Remove duplications from the List - reviewed

With the latest issue of @alexkorban’s Elm Weekly the first article caught my attention as I have been recently in the need for such deduplication of the List.

The article is saying that using the List |> sort |> and fold can be faster than Set |> fromList |> toList. And proves it with Benchmarking those two approaches on the reverse List with few duplicities and list with a lots of duplicities:

But then I found out that the blogpost is from 2018, and I’m unable to run the old Ellie to see for myself. So I have recreated the benchmark and run it with the current Elm version and I have ran it.

What do you think the result looks like?

Well, it is one of those funny ones as… it is inconclusive :smiley:

The result of benchmark for small number of duplicities used in the original article is still faster with sort |> fold method, but not 10x but 4x.

But the second part where you have a list with lots of duplicities is having different outcome than in the article as the Set |> fromList |> toList performs better by 33% :scream:compared to being 2x slower in the article version.

Try it out for yourself in the Ellie: https://ellie-app.com/byLyGTsH9rFa1

So the conclusion?

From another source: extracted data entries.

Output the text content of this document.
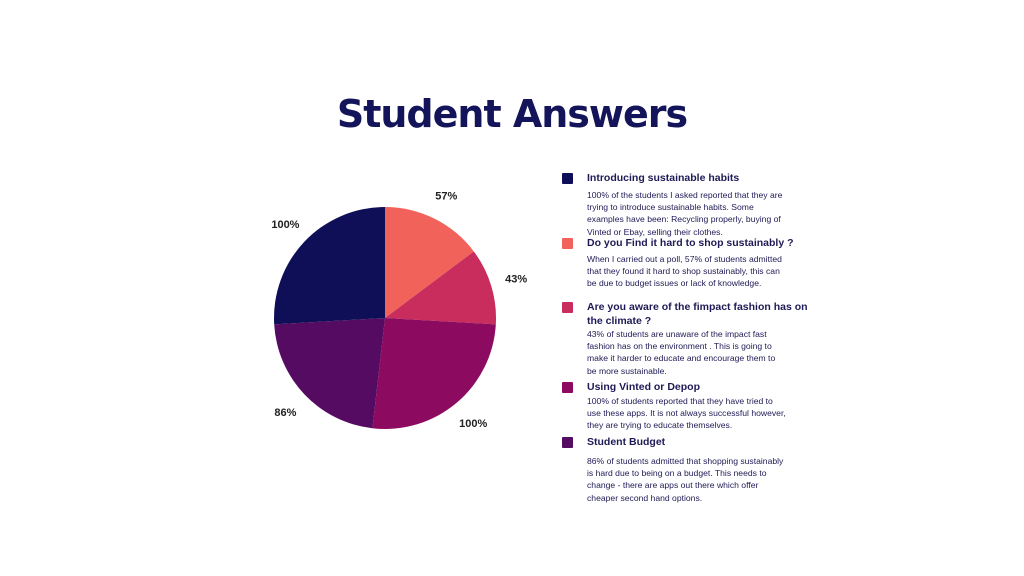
Student Answers
57%
43%
100%
86%
100%
Introducing sustainable habits
100% of the students I asked reported that they are trying to introduce sustainable habits. Some examples have been: Recycling properly, buying of Vinted or Ebay, selling their clothes.
Do you Find it hard to shop sustainably ?
When I carried out a poll, 57% of students admitted that they found it hard to shop sustainably, this can be due to budget issues or lack of knowledge.
Are you aware of the fimpact fashion has on the climate ?
43% of students are unaware of the impact fast fashion has on the environment . This is going to make it harder to educate and encourage them to be more sustainable.
Using Vinted or Depop
100% of students reported that they have tried to use these apps. It is not always successful however, they are trying to educate themselves.
Student Budget
86% of students admitted that shopping sustainably is hard due to being on a budget. This needs to change - there are apps out there which offer cheaper second hand options.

It is interesting to know that the List |> sort |> fold is faster when you have fewer duplications, but it is hard to tell from what number of duplicities it is outperformed by the Set |> fromList |> toList approach.

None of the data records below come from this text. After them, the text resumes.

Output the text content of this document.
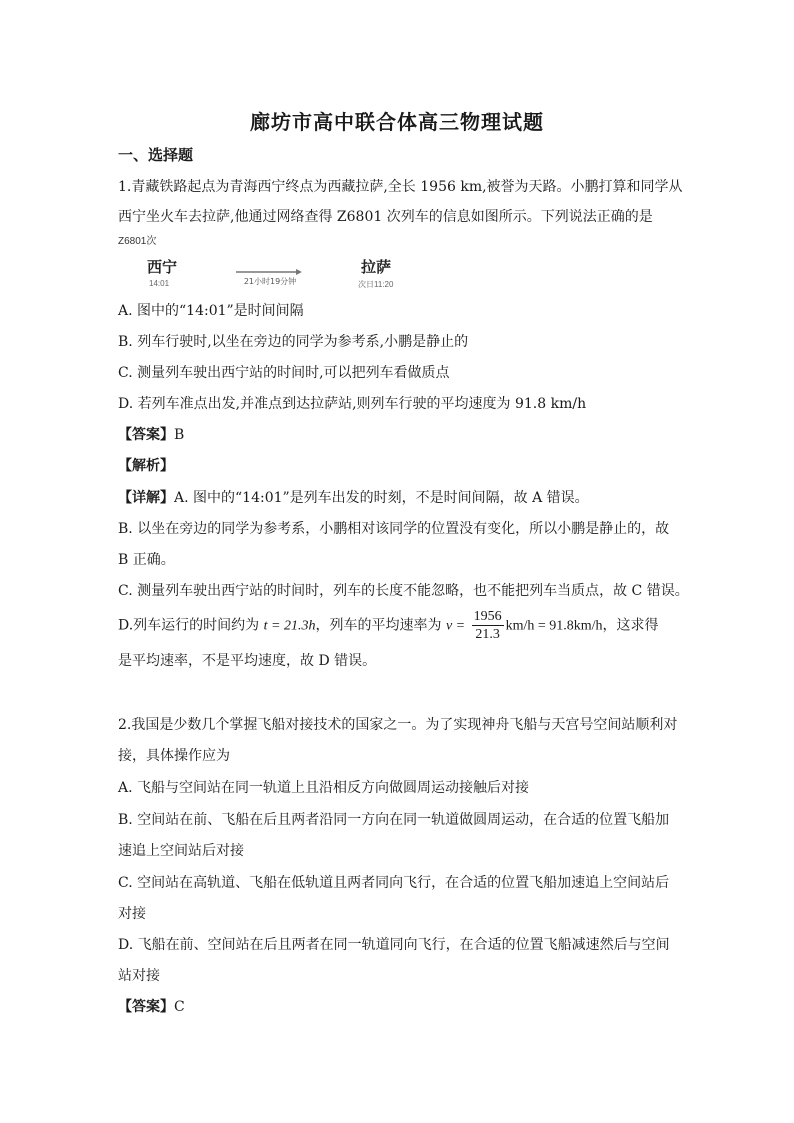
廊坊市高中联合体高三物理试题
一、选择题
1.青藏铁路起点为青海西宁终点为西藏拉萨,全长 1956 km,被誉为天路。小鹏打算和同学从
西宁坐火车去拉萨,他通过网络查得 Z6801 次列车的信息如图所示。下列说法正确的是
Z6801次
西宁
14:01	21小时19分钟
拉萨
次日11:20
A. 图中的“14:01”是时间间隔
B. 列车行驶时,以坐在旁边的同学为参考系,小鹏是静止的
C. 测量列车驶出西宁站的时间时,可以把列车看做质点
D. 若列车准点出发,并准点到达拉萨站,则列车行驶的平均速度为 91.8 km/h
【答案】B
【解析】
【详解】A. 图中的“14:01”是列车出发的时刻，不是时间间隔，故 A 错误。
B. 以坐在旁边的同学为参考系，小鹏相对该同学的位置没有变化，所以小鹏是静止的，故
B 正确。
C. 测量列车驶出西宁站的时间时，列车的长度不能忽略，也不能把列车当质点，故 C 错误。
D.列车运行的时间约为 t = 21.3h，列车的平均速率为 $v = \frac{1956}{21.3} km/h = 91.8km/h$，这求得
是平均速率，不是平均速度，故 D 错误。
2.我国是少数几个掌握飞船对接技术的国家之一。为了实现神舟飞船与天宫号空间站顺利对
接，具体操作应为
A. 飞船与空间站在同一轨道上且沿相反方向做圆周运动接触后对接
B. 空间站在前、飞船在后且两者沿同一方向在同一轨道做圆周运动，在合适的位置飞船加
速追上空间站后对接
C. 空间站在高轨道、飞船在低轨道且两者同向飞行，在合适的位置飞船加速追上空间站后
对接
D. 飞船在前、空间站在后且两者在同一轨道同向飞行，在合适的位置飞船减速然后与空间
站对接
【答案】C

Lesson from this short exercise: Trust no one! :smiley: And rather try the hypothesis out by yourself if you have a chance.

Update

@Janiczek ran the benchmark with --optimize flag and here are the results

Chrome:

Screenshot 2020-11-18 at 13.31.30

Firefox:

Screenshot 2020-11-18 at 13.31.48

5 Likes

Awesome job on peer reviewing the work and making sure it’s still accurate! Always nice to see.

2 Likes

Just a note, you should not benchmark things in Ellie since it is compiled with --debug I believe. (or at least it used to be, I haven’t check for a while)

2 Likes

Very interesting! Thanks for posting

And what about using elm-optimize-level-2?

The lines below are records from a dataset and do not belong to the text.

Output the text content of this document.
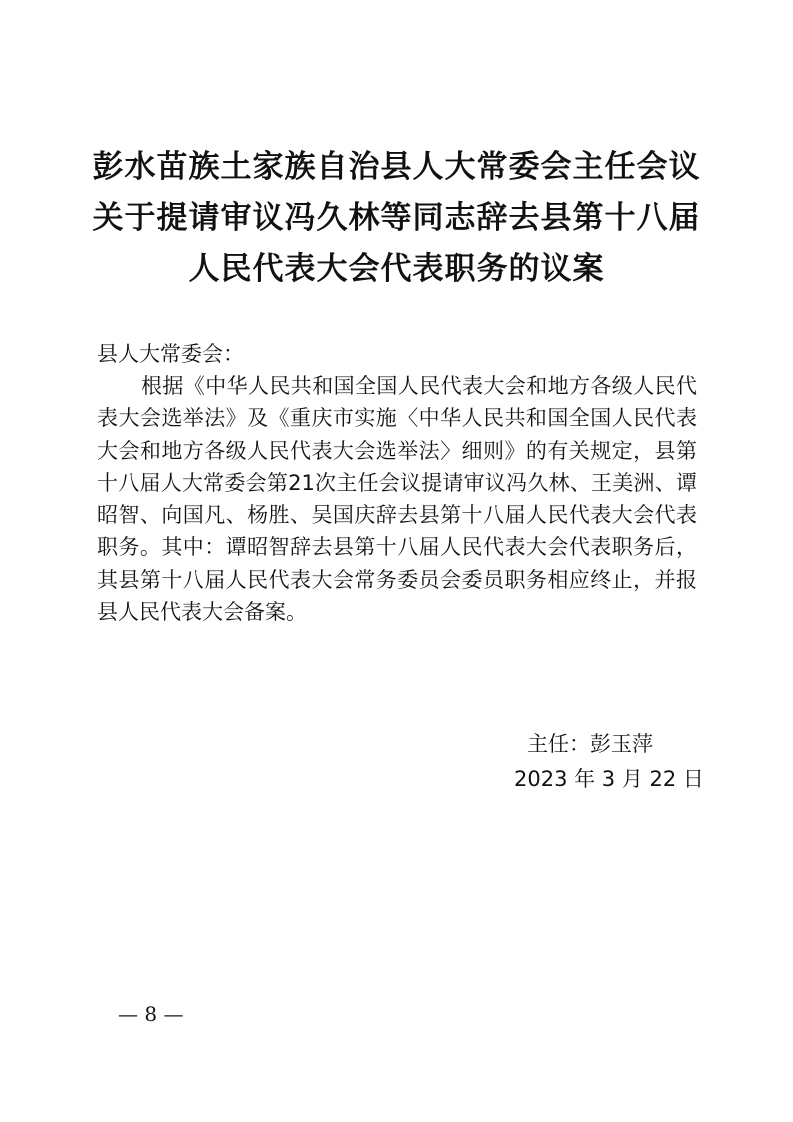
彭水苗族土家族自治县人大常委会主任会议
关于提请审议冯久林等同志辞去县第十八届
人民代表大会代表职务的议案
县人大常委会：
根据《中华人民共和国全国人民代表大会和地方各级人民代
表大会选举法》及《重庆市实施〈中华人民共和国全国人民代表
大会和地方各级人民代表大会选举法〉细则》的有关规定，县第
十八届人大常委会第21次主任会议提请审议冯久林、王美洲、谭
昭智、向国凡、杨胜、吴国庆辞去县第十八届人民代表大会代表
职务。其中：谭昭智辞去县第十八届人民代表大会代表职务后，
其县第十八届人民代表大会常务委员会委员职务相应终止，并报
县人民代表大会备案。
主任：彭玉萍
2023 年 3 月 22 日
— 8 —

I just recently made optimizations in app that we have at work by replacing 2 lists by AnySet. I measured about 5x difference on our production data in measuring not even just the functions using some micro benchmark but measuring whole performance of view. In other words it means 10 lines of code change and render of whole app went from 1.5s to 300ms. In our case lists were causing worse than cubic complexities of algorithms all over the place.

I even think that de-duplication is not even a good thing to measure. It’s extremely naive case. What you should care about in any more real world benchmark is how your data structure will scale with increasing complexity over time. Some people say that rendering is the most expensive operation every app is doing. I disagree. Most render transitions are changing very little things in the DOM, setting one class, changing few nodes - that’s the common case. Meanwhile view code gets executed over and over after every model update. My advice - never List.Extra.find and don’t use AssocList.

1 Like

never List.Extra.find and don’t use AssocList.

Well, I’d say it depends on what you are doing. In a code base we have at work, we use some Dict String ComplexValue dicts which won’t exceed 20 elements (ok, in the very very very worst case, it could ended up to 50, but this really would be unlikely).

I really think we should use AssocList for this in order to be able to have some Key type more significant than String. Moreover, for really small dicts (like e.g. less than 10 elements), I even think assoclist would be faster than dict because when sing Dicts we might have an overhead (not sure however).